Cyprus. It’s a place I visited in 2006 on the way from Qatar to Scotland for some training. My roommate from college was from here and I wanted to see him and his homeland. Though I was only here for a few days, I knew there was something special about this place. I could taste it in the amazing food, smell it in the jasmine-scented air, and feel it in the warmth of its people.
I am staying on the north side of the island, the self-declared Turkish Republic of Northern Cyprus. Turkey is the only country in the world that recognizes the north. It’s a bit isolated, but not as much as you’d think and certainly not as much as it used to be.
Anyway, the first thing I noticed upon arrival was how much things have changed! I have been to many places before and after “the crisis” and it’s almost impossible to find places “better” now than before the crisis. North Cyprus fits that description though.
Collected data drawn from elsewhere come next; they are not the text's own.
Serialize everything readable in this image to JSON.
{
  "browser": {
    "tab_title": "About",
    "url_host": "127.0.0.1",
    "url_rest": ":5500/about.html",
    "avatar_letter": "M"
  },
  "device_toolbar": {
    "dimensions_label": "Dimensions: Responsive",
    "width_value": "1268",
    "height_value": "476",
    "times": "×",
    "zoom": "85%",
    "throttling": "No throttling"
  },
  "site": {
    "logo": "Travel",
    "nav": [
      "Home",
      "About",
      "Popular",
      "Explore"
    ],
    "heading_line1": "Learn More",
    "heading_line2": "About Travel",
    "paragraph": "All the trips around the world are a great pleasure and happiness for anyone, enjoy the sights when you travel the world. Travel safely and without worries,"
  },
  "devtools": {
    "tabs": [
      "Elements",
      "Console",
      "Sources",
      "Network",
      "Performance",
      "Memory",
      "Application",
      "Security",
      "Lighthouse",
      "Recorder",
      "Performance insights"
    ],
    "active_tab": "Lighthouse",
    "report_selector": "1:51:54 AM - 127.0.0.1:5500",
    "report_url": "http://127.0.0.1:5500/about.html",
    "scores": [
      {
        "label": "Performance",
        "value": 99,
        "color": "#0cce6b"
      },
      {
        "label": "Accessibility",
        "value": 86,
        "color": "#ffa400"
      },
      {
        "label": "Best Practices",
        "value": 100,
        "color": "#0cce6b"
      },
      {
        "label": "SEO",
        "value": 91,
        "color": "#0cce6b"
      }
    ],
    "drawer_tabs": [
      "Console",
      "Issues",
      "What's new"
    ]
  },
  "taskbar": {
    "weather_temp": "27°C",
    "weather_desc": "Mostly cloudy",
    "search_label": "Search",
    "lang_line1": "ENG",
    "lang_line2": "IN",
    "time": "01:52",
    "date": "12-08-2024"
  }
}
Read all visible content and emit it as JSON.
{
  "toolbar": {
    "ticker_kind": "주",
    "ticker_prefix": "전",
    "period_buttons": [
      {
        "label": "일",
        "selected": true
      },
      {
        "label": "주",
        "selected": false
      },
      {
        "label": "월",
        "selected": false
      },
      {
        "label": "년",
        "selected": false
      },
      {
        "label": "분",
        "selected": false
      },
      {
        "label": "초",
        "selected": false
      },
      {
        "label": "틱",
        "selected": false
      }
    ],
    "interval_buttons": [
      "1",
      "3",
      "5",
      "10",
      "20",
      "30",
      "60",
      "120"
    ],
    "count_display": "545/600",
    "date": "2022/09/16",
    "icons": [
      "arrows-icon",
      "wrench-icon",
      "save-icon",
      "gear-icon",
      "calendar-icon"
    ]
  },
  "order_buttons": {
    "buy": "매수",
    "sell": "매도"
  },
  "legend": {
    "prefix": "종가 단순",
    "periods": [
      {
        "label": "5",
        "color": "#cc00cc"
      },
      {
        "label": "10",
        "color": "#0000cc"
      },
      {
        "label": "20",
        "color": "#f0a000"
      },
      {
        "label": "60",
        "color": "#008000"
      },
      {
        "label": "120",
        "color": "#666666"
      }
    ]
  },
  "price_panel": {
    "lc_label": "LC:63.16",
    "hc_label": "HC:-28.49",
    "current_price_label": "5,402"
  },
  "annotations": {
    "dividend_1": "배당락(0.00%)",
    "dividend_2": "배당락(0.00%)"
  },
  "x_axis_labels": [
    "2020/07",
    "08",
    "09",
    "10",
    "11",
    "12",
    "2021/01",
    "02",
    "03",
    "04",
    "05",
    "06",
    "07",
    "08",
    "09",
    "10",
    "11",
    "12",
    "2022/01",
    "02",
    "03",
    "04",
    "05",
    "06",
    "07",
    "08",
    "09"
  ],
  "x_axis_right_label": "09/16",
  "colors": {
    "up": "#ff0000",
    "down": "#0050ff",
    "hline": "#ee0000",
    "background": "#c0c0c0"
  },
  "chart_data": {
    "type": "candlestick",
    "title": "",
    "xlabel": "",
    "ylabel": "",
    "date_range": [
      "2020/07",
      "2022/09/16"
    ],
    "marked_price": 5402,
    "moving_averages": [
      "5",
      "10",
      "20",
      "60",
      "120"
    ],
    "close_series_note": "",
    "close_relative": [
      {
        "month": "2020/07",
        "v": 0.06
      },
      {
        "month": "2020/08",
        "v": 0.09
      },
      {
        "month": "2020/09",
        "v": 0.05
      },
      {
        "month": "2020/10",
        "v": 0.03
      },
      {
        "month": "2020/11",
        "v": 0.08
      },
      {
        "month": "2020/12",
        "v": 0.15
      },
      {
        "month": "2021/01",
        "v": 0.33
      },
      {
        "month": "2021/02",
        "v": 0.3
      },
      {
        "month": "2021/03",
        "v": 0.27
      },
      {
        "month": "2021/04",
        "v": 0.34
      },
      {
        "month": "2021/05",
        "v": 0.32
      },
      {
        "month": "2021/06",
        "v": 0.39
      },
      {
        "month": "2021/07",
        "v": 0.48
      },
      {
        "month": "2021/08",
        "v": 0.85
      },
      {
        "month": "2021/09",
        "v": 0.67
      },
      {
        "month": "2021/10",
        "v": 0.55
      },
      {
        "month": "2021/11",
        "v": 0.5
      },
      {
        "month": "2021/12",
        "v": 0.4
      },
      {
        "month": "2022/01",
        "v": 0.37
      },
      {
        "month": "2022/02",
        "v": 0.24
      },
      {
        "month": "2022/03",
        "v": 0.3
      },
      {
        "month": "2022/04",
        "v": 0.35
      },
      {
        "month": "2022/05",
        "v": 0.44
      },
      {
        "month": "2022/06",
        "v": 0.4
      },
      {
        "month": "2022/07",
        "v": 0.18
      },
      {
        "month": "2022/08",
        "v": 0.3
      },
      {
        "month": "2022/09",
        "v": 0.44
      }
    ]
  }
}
Buoyed by Turkey’s strong economy and investment from abroad, this place is completely different.
In 2006 there were almost no international brands here. Now there are. I don’t know if this is progress per se, but it’s a change. The main street in Nicosia, the capital, is full of restaurants, bars, cafes, and life. This is the Mediterranean and the people are very social. There were other outlets before, but it’s nice to walk down this main street in the evening and see Cypriots out and about, socializing and having fun.
Then there is the smell. I don’t think I’ve been to a place that smells so good before. The streets are lined with lemon and orange trees. Every house has a garden full of beautiful flowers like roses, daisies, and other stuff I don’t know the names of. The smell of jasmine wafts through the air. And then there’s the smell of barbecues. There are basically no vegetarians here, as they are powerless to resist when smelling the ventilation coming from any random restaurant or any home on the weekend. Incredible.
They say the population here is about 300,000 people, but locals will say it’s much higher. I don’t know what the population is, but this place totally has a small town feel. When I go out with my friend here, it’s a constant barrage of hellos and waving at a distance as we go about normal daily business.
Of course, there are positives and negatives associated with such a setting. The positives are obvious – everyone looks out for each other, there is a sense of community, crime is very low, etc. The negative is a lack of privacy and perhaps a lack of alone time as doing something as simple as having a coffee in a cafe will almost certainly result in someone else knowing you there. Still, I think the positives outweigh the negatives and this place is big enough.
Then the food. My goodness the food. Cyprus gave the world halloumi cheese, the only cheese you can grill or fry. But this place is a mix of everything Mediterranean, having Greek and Turkish influence but going further back it’s been influenced by everyone you can think of. This country is prime real estate no matter the era, and everyone from the Crusaders to the Venetians to the Ottomans have been here. The more meddling that’s taken place, the better the food is. Plus, you can grow almost anything here. I don’t understand how cacti and banana plants grow side by side in this climate, but they do.
And then the people. Of course, one of my best friends, Adil, is Cypriot. I’ve known him for 13 years and got to know some Cypriots in 2006 – even attending the engagement of his sister by chance. But now that I’m here for longer I can peer into the Cypriot psyche. So far, I really like what I see. So nice, so caring, and so genuine. There seems to be more materialism here than I’d like, this place earning the title of having the most BMWs per capita in the world according to locals. But such is the plague everywhere in the Western world.
The biggest complaint I have is the lack of public transportation. It would be difficult to live here without a car, though not impossible. This feels like a place I could live in, but let’s see how the rest of my time here goes. Cyprus is where Aphrodite, Greek god of love, was born. I’m not ashamed to say I’m falling in love with this place.